Return to Office Reluctance

Here’s why people are reluctant to go back to the office.

Their employer says, “You need to come back to the office for collaboration, innovation, relationship building and networking!”

Only they can’t really explain how collaboration happens.
Or where the innovation comes from.
Or how the relationship building is done.
Or how you should build your network.

However, they are totally confident this stuff happens in the office. Even though there’s no process or training. It’s ‘osmosis’. Or magic. Or maybe the Business Fairy. 

Only it doesn’t happen in the office, it happens in the liminal spaces. The water cooler, the corridor, the lunch table. The walk to the meeting, the chat after the meeting. The coffee shop, the pub.

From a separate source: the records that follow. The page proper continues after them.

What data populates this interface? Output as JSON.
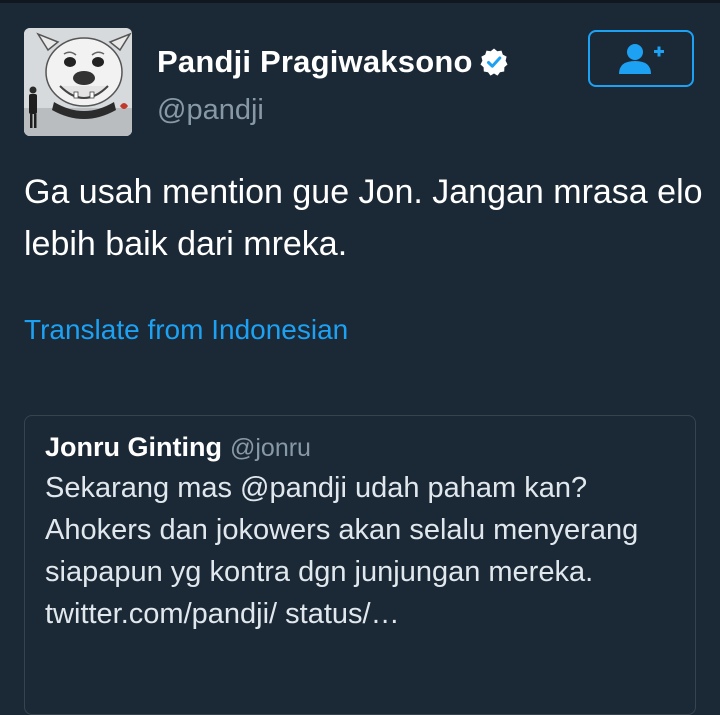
{
  "author": {
    "display_name": "Pandji Pragiwaksono",
    "handle": "@pandji",
    "verified_icon": "verified-badge-icon",
    "avatar_icon": "bulldog-mural-avatar"
  },
  "follow_button": {
    "icon": "add-user-icon"
  },
  "tweet": {
    "text": "Ga usah mention gue Jon. Jangan mrasa elo lebih baik dari mreka.",
    "translate_label": "Translate from Indonesian"
  },
  "quoted_tweet": {
    "display_name": "Jonru Ginting",
    "handle": "@jonru",
    "text": "Sekarang mas @pandji udah paham kan? Ahokers dan jokowers akan selalu menyerang siapapun yg kontra dgn junjungan mereka. twitter.com/pandji/ status/…"
  },
  "colors": {
    "background": "#1b2836",
    "accent": "#1da1f2",
    "secondary_text": "#8899a6",
    "border": "#38444d"
  }
}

These spaces are in and around the office, they’re where you have those informal chats and make ad hoc connections. 

Only that’s not where you spend your time, because you have so much work to do you’re tied to your desk, in the actual office. You don’t get to be in these spaces, other than in your own time.

So the employer’s offer looks a bit like this

“We want you to come back to the office so you get to spend time that we don’t allocate to you in informal spaces that we don’t acknowledge so that stuff will happen that we don’t understand, recognise or reward because this is essential to the success of our business.”

And their employees weigh that against the cost, time and effort of going into an office where it’s harder to do the focused work they get rewarded for and, unsurprisingly, they find it rather less than compelling.

“No, you’re alright”, they reply, “I’ll carry on working from home.”